Let's break that complicated command down:

It creates and starts a new Docker container from the image you specify (e.g., autograding_image)
The directory with the files required for the job is mounted to /home/mount within the container
Within the container, the following command is executed: cp -r mount/* autolab/; su autolab -c "autodriver -u 100 -f 104857600 -t 20 -o 1024000 autolab > output/feedback 2>&1"; cp output/feedback mount/feedback
All the input files are copied to the /home/autolab directory
- The final WORKDIR in your Dockerfile should always be /home.
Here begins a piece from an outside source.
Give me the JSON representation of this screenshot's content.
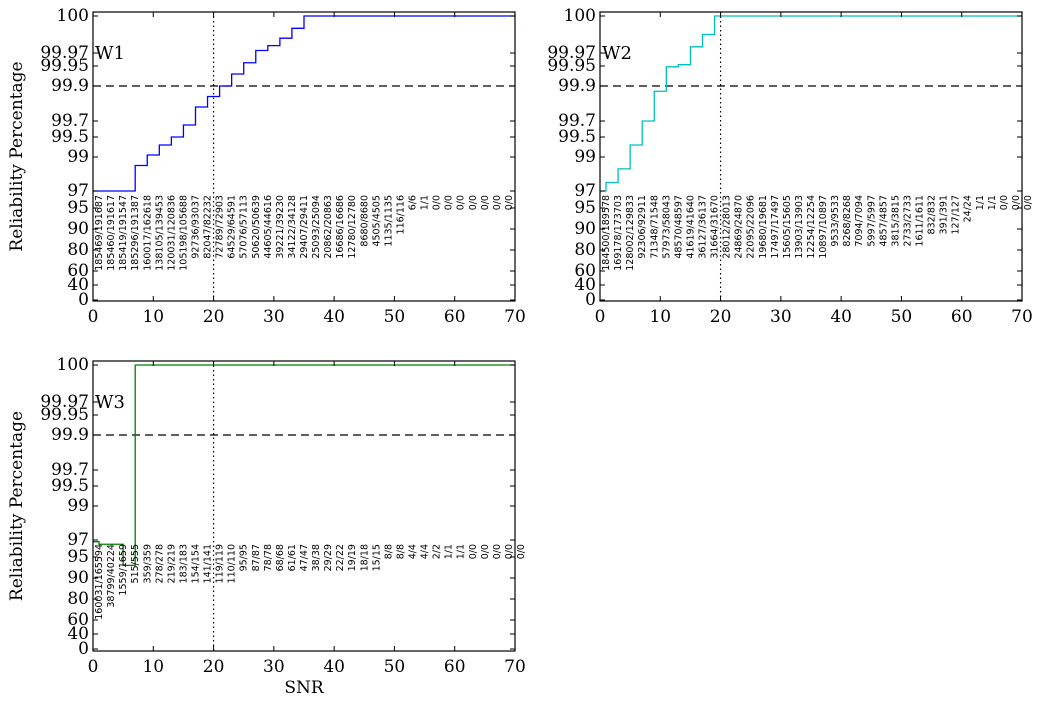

This document assumes it is.
It switches to the autolab user, which must be created in your Dockerfile. (Up until this point, it has been running as whichever user you specified in your Dockerfile, or usually root by default.)
The autolab user executes autodriver -u 100 -f 104857600 -t 20 -o 1024000 autolab > output/feedback 2>&1
- (These limits are different in production)
- -u 100 limits the number of processes that can be started
- -f 104857600 sets the maximum file size that can be created
- -t 20 sets the job timeout
- -o 1024000 limits the size of the output
- autolab specifies the directory that will be copied into the grading user's home directory
- > output/feedback 2>&1 saves stdout and stderr to the feedback file
(autodriver is explained in depth below)
After grading, we're back to the original user, and the feedback file is copied to /home/mount/feedback, which is shared with the host

Autodriver

The autodriver configures the environment in the container before running your autograder.

It does a lot, but the most important parts are:

It is running as the autolab user (but the submission code is NOT; keep reading)
It moves the files from /home/autolab to /home/autograde/autolab
It sets /home/autograde/autolab as the CWD
It changes ownership of the /home/autograde directory recursively to the autograde user
It forks a child process to run the instructor's autograder with limited privileges
The child process runs as the autograde user, but the environment is NOT updated
- This means that running whoami prints autograde, but the environment variables are: USER: autolab and HOME: /home/autolab
The child process' stdout and stderr are redirected to /home/autograde/output.log
The child process calls Make to begin running your autograder
It exits after Make either successfully exits or times out

The main takeaway is that the four files (your Makefile, your autograder, the submission, and the submission metadata) are in /home/autograde/autolab, and Make will be called in that directory as the autograde user.

After the job is finished

After a job finishes, Tango:

Copies the feedback file (e.g., /docker-volumes/dev-1005-autograding_image/feedback) from the worker node to its filesystem (e.g., /opt/TangoService/Tango/courselabs/<key>-<course>-<assignment>/output/student@buffalo.edu_5_assignment_autograde.txt) via SCP
Destroys the Docker container and the volume (e.g., /docker-volumes/dev-1005-autograding_image/) on the worker node
Removes the job from the queue and disassociates the worker node from the job container
Creates a temporary file combining a header (with the job history and status) and the feedback file
Makes a POST request to Autolab's callback URL with the result file to notify Autolab that the job finished

Autolab assigns the feedback from Tango to the submission (in the database) and saves it to the filesystem.

Autograding is complete!

(And all of this happens in under 3 seconds for minimal autograders!)